6 Tactics For Dealing With Difficult Employees In Your Company
Every experienced manager has likely had an employee who just gets under their skin.
Whether it’s that employee who is arrogant, rude, or otherwise inconsiderate to their colleagues, the employee who clips their fingernails at their desk (or some other atrocious behavior that impacts others), or the employee who never meets deadlines and has more excuses than you can count, difficult employees can seriously affect both your team’s morale and also your own sanity as a manager.
The good news is that difficult employees give you a chance to flex your management skills and set a better tone for your team.
Use these 6 tactics to deal with the difficult employees in your company, turning the challenge into an opportunity for learning and growth for all:
1. Be Honest
Honesty is the best way to bring about change, and it’s a crucial component of good management. However, it takes practice to become comfortable having difficult conversations with an employee. Before you meet, rehearse key talking points if you need to. The most effective discussions come when you have clear, specific behaviors to point to.
For example, rather than saying, “Jim, you’re condescending and rude to your colleagues,” try, “Jim, you frequently cut off female workers, dismiss others’ ideas in front of the entire team, and routinely exclude Lucy and Lamar from planning meetings. We need to address this pattern of behavior.”
2. Listen to Their Concerns
Sometimes, bad behavior at work is actually a reflection of other things going on that you might not be aware of. After bringing up your concerns, sit back and listen to your employee. Rather than spouting out what you think and what needs to be done right away, take a moment to ask them “What is your perspective on this?”
What you’ll sometimes find is that the employee will share ongoing problems in their personal or professional life that might have impacted their behavior, or share an eye-opening perspective that you hadn’t though of. The idea is to keep an open mind to the employee’s feedback. A conversation in which you openly listen has much greater potential for change than one in which you are adversarial.
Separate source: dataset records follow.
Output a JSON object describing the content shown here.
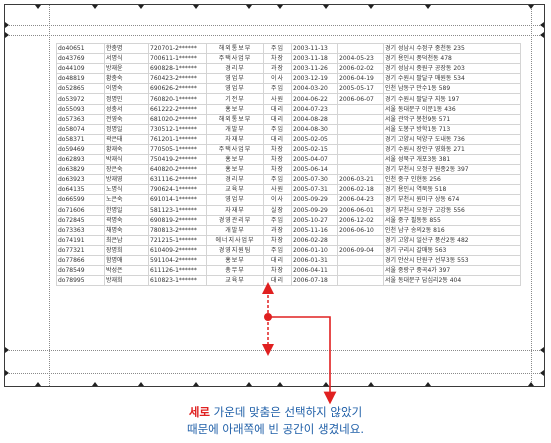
{
  "sheet": {
    "rows": [
      [
        "do40651",
        "한충명",
        "720701-2******",
        "해외통보부",
        "주임",
        "2003-11-13",
        "",
        "경기 성남시 수정구 중천동 235"
      ],
      [
        "do43769",
        "서명식",
        "700611-1******",
        "주택사업부",
        "차장",
        "2003-11-18",
        "2004-05-23",
        "경기 용인시 풍덕천동 478"
      ],
      [
        "do44109",
        "방재윤",
        "690828-1******",
        "경리부",
        "과장",
        "2003-11-26",
        "2006-02-02",
        "경기 성남시 중원구 공장동 203"
      ],
      [
        "do48819",
        "황충숙",
        "760423-2******",
        "영업부",
        "이사",
        "2003-12-19",
        "2006-04-19",
        "경기 수원시 팔달구 매원동 534"
      ],
      [
        "do52865",
        "이명숙",
        "690626-2******",
        "영업부",
        "주임",
        "2004-03-20",
        "2005-05-17",
        "인천 남동구 만수1동 589"
      ],
      [
        "do53972",
        "정명민",
        "760820-1******",
        "기전부",
        "사원",
        "2004-06-22",
        "2006-06-07",
        "경기 수원시 팔달구 지동 197"
      ],
      [
        "do55093",
        "성충서",
        "661222-2******",
        "홍보부",
        "대리",
        "2004-07-23",
        "",
        "서울 동대문구 이문1동 436"
      ],
      [
        "do57363",
        "전영숙",
        "681020-2******",
        "해외통보부",
        "대리",
        "2004-08-28",
        "",
        "서울 관악구 봉천9동 571"
      ],
      [
        "do58074",
        "정명일",
        "730512-1******",
        "개발부",
        "주임",
        "2004-08-30",
        "",
        "서울 도봉구 방학1동 713"
      ],
      [
        "do58371",
        "곽은태",
        "761201-1******",
        "자재부",
        "대리",
        "2005-02-05",
        "",
        "경기 고양시 덕양구 도내동 736"
      ],
      [
        "do59469",
        "황재숙",
        "770505-1******",
        "주택사업부",
        "차장",
        "2005-02-15",
        "",
        "경기 수원시 장안구 영화동 271"
      ],
      [
        "do62893",
        "박재식",
        "750419-2******",
        "홍보부",
        "차장",
        "2005-04-07",
        "",
        "서울 성북구 개포3동 381"
      ],
      [
        "do63829",
        "장은숙",
        "640820-2******",
        "홍보부",
        "차장",
        "2005-06-14",
        "",
        "경기 부천시 오정구 원종2동 397"
      ],
      [
        "do63923",
        "방재영",
        "631116-2******",
        "경리부",
        "주임",
        "2005-07-30",
        "2006-03-21",
        "인천 중구 인현동 256"
      ],
      [
        "do64135",
        "노명식",
        "790624-1******",
        "교육부",
        "사원",
        "2005-07-31",
        "2006-02-18",
        "경기 용인시 역북동 518"
      ],
      [
        "do66599",
        "노은숙",
        "691014-1******",
        "영업부",
        "이사",
        "2005-09-29",
        "2006-04-23",
        "경기 부천시 원미구 상동 674"
      ],
      [
        "do71606",
        "한명일",
        "581123-1******",
        "자재부",
        "실장",
        "2005-09-29",
        "2006-06-01",
        "경기 부천시 오정구 고강동 556"
      ],
      [
        "do72845",
        "곽명숙",
        "690819-2******",
        "경영관리부",
        "주임",
        "2005-10-27",
        "2006-12-02",
        "서울 중구 필동동 855"
      ],
      [
        "do73363",
        "채명숙",
        "780813-2******",
        "개발부",
        "과장",
        "2005-11-16",
        "2006-06-10",
        "인천 남구 송의2동 816"
      ],
      [
        "do74191",
        "최은남",
        "721215-1******",
        "에너지사업부",
        "차장",
        "2006-02-28",
        "",
        "경기 고양시 일산구 풍산2동 482"
      ],
      [
        "do77321",
        "장명희",
        "610409-2******",
        "경영지원팀",
        "주임",
        "2006-01-10",
        "2006-09-04",
        "경기 구리시 갈매동 563"
      ],
      [
        "do77866",
        "함명애",
        "591104-2******",
        "홍보부",
        "대리",
        "2006-01-31",
        "",
        "경기 안산시 단원구 선부3동 553"
      ],
      [
        "do78549",
        "박성은",
        "611126-1******",
        "총무부",
        "차장",
        "2006-04-11",
        "",
        "서울 중랑구 중곡4가 397"
      ],
      [
        "do78995",
        "방재희",
        "610823-1******",
        "교육부",
        "대리",
        "2006-07-18",
        "",
        "서울 동대문구 답십리2동 404"
      ]
    ]
  },
  "annotation": {
    "highlight": "세로",
    "line1_rest": " 가운데 맞춤은 선택하지 않았기",
    "line2": "때문에 아래쪽에 빈 공간이 생겼네요."
  },
  "colors": {
    "pointer": "#e02020",
    "note_text": "#1f5fa8"
  }
}
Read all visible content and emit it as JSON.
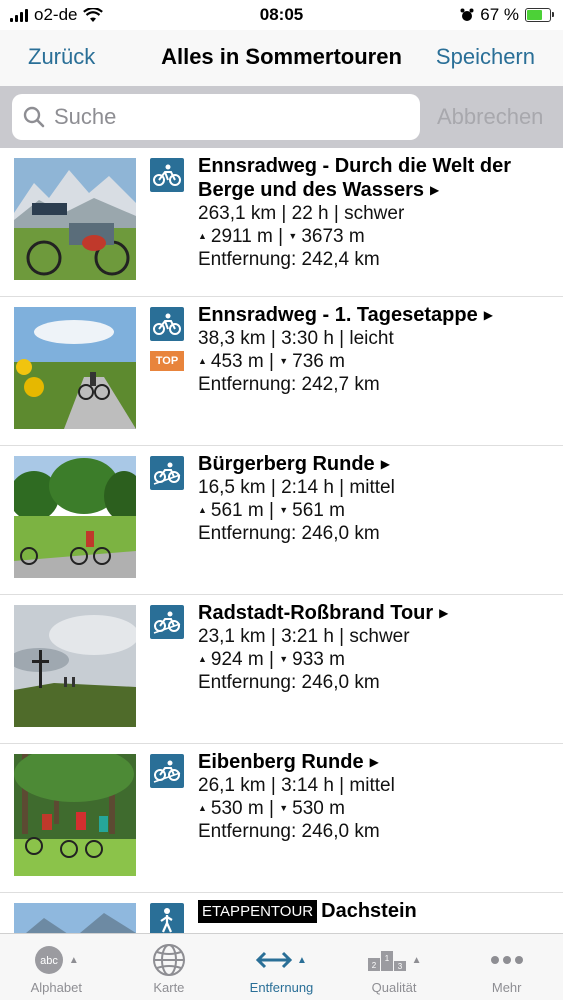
{
  "status_bar": {
    "carrier": "o2-de",
    "time": "08:05",
    "battery_percent": "67 %",
    "battery_level": 0.67
  },
  "nav": {
    "back_label": "Zurück",
    "title": "Alles in Sommertouren",
    "save_label": "Speichern"
  },
  "search": {
    "placeholder": "Suche",
    "value": "",
    "cancel_label": "Abbrechen"
  },
  "colors": {
    "accent": "#2a6f97",
    "top_badge": "#e8843c"
  },
  "tours": [
    {
      "title": "Ennsradweg - Durch die Welt der Berge und des Wassers",
      "stats": "263,1 km | 22 h | schwer",
      "ascent": "2911 m",
      "descent": "3673 m",
      "distance": "Entfernung: 242,4 km",
      "type_icon": "bike-icon"
    },
    {
      "title": "Ennsradweg - 1. Tagesetappe",
      "stats": "38,3 km | 3:30 h | leicht",
      "ascent": "453 m",
      "descent": "736 m",
      "distance": "Entfernung: 242,7 km",
      "type_icon": "bike-icon",
      "badge": "TOP"
    },
    {
      "title": "Bürgerberg Runde",
      "stats": "16,5 km | 2:14 h | mittel",
      "ascent": "561 m",
      "descent": "561 m",
      "distance": "Entfernung: 246,0 km",
      "type_icon": "mountain-bike-icon"
    },
    {
      "title": "Radstadt-Roßbrand Tour",
      "stats": "23,1 km | 3:21 h | schwer",
      "ascent": "924 m",
      "descent": "933 m",
      "distance": "Entfernung: 246,0 km",
      "type_icon": "mountain-bike-icon"
    },
    {
      "title": "Eibenberg Runde",
      "stats": "26,1 km | 3:14 h | mittel",
      "ascent": "530 m",
      "descent": "530 m",
      "distance": "Entfernung: 246,0 km",
      "type_icon": "mountain-bike-icon"
    },
    {
      "badge_label": "ETAPPENTOUR",
      "title": "Dachstein",
      "type_icon": "hiking-icon"
    }
  ],
  "tabs": [
    {
      "label": "Alphabet",
      "icon": "abc-icon"
    },
    {
      "label": "Karte",
      "icon": "globe-icon"
    },
    {
      "label": "Entfernung",
      "icon": "distance-icon",
      "active": true
    },
    {
      "label": "Qualität",
      "icon": "podium-icon"
    },
    {
      "label": "Mehr",
      "icon": "more-icon"
    }
  ]
}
3. Provide a Clear Action Plan
Both parties should come out of the meeting knowing exactly what the problem is and what the plan is to improve it. Whether this means a blanket ban on employees eating smelly fish at their desk or a performance improvement plan to increase sales calls by 20% over a three-month period, you and the challenging employee need to get on the same page.
The best action plans come from collaborative discussions in which each party feels as though they have some ownership over the result. End your meeting by summing up your agreed-upon actions, including a plan to follow up after a predetermined period.
4. Be Consistent
Particularly when it comes to performance improvement, consistency is key. Only half of employees know what is expected of them at work, so be explicit in your expectations. Then, provide regular feedback about performance. If you’re trying to improve a particular behavior, model that behavior (e.g., letting your employees present their ideas during meetings) consistently for your problematic team member.
5. Follow Up
Poor performance or negative workplace habits rarely get solved in a single conversation. Your first meeting about the problem is simply the prelude to a longer conversation that may unfold over weeks or months. Give your employee time to enact your agreed-upon action plan, and then follow up. Reinforce any improvements in behavior, and reiterate your concerns if the behavior hasn’t change. Set deadlines with firm consequences to ensure things stay on track.
6. Document, Document, Document!
Documentation is helpful for remembering all of the progress you’ve made with them, but also, it’s also a critical step for building a narrative about an employee’s poor performance, particularly if you think the concerns are significant enough to affect his or her promotion or continued employment at your company. Getting in a “he said, she said” scenario when you try to bring about ways to improve employee performance and / or behavior can quickly turn into a nightmare.
Instead, keep a log documenting all of the problematic behaviors or performance the employee repeatedly exhibits. This can be things you’ve personally seen or concerns brought to your attention by others. Also document the content of your meetings, including what was discussed, the employee’s reaction to your concerns, and your plan of action. Thorough documentation can be a lifesaver down the line, particularly if you really do need to consider terminating employment and/ or if the ex-employee ends up pursuing a legal battle.